Spherix (NASDAQ:SPEX) schedule 14A

The issuance of the Merger Consideration is full consideration for the acquisition of the North South Patent Portfolio and will not have any effect (other than a dilutive effect, as further discussed below) upon the rights of existing security holders. The issuance of the Merger Consideration will have a significant dilutive effect on our existing security holders. Subsequent to the consummation of the Merger, we will have outstanding: 1,268,308 shares of Common Stock; 1 share of Series B Preferred Stock convertible into 1 share of Common Stock; 70,389 shares of Series C Preferred Stock convertible into an aggregate of 70,389 shares of Common Stock; 1,488,152 shares of Series D Preferred Stock convertible into an aggregate of 14,881,520 shares of Common Stock; 100,000 shares of Series E Preferred Stock convertible into an aggregate of 100,000 shares of Common Stock; warrants to purchase an aggregate of 116,708 shares of Common Stock and options to purchase aggregate of 2,019,062 shares of Common Stock. Upon the closing of the Merger, the existing shareholders of the Company will hold approximately 90.6% of the issued and outstanding Common Stock of the Company and approximately 6.2% of the outstanding Common Stock of the Company on a fully diluted basis ( without regard to any beneficial or conversion limitations of the outstanding convertible securities) and the shareholders of North South will hold approximately 9.3% of the outstanding Common Stock of the Company and will hold 15,000,003 shares of the Company's Common Stock or approximately 81% of the outstanding Common Stock on a fully diluted basis, assuming the conversion of the Series D Preferred Stock issued under the Merger Agreement (without regard to an beneficial ownership or conversion limitations contained therein), The Company's 100,000 shares of Series E Preferred Stock were issued to North South on June 25, 2013 for a purchase price of $500,000 in a private placement transaction.

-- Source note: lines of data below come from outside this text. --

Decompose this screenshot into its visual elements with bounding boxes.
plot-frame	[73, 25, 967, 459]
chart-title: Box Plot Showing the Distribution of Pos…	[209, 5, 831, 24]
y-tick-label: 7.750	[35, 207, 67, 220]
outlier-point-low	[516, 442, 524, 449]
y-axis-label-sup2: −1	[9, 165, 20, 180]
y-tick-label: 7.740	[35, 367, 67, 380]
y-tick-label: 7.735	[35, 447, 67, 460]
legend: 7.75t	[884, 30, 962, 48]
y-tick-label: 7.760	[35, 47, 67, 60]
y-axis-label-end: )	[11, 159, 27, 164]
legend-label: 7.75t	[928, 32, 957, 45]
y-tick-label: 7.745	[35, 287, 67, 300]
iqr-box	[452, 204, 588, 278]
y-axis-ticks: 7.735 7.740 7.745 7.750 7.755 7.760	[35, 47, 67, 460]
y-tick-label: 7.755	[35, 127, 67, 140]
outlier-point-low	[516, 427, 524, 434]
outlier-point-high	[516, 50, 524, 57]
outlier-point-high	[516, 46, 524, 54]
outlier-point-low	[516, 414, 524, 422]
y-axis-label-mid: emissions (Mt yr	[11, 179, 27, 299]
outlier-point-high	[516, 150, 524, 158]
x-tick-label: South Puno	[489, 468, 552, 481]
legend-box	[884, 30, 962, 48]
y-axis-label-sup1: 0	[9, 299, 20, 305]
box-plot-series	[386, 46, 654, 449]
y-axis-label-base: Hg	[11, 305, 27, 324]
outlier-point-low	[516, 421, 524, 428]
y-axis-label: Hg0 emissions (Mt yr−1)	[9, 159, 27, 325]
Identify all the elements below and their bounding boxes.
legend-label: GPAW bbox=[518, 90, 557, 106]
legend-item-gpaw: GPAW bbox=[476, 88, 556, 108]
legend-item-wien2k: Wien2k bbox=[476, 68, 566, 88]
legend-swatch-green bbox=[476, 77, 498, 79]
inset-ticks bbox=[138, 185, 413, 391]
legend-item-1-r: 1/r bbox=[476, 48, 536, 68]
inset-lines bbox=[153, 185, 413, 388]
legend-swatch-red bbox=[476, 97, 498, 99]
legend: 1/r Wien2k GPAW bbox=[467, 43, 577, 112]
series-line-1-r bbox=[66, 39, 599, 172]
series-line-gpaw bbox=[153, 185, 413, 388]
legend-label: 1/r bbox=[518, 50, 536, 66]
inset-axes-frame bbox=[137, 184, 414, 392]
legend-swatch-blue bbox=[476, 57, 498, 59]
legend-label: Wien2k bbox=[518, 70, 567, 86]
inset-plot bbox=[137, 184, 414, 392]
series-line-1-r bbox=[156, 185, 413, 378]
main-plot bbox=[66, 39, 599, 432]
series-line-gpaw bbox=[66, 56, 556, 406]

Anthony Hayes is the Chief Executive Officer of North South and North South's executive offices are located at 110 Greene Street, Suite 403, New York, NY 10012. On May 4, 2013, we entered into a consulting agreement with Mr. Hayes in order to facilitate the transitioning of the oversight of North South's patents, licenses and applications (the "North South Intellectual Property") to us in consideration for (i) a cash payment of $30,000 and (ii) a ten year option to purchase 750,000 shares of our Common Stock at a per share purchase price of $7.08, subject to certain vesting requirements and satisfaction of certain conditions.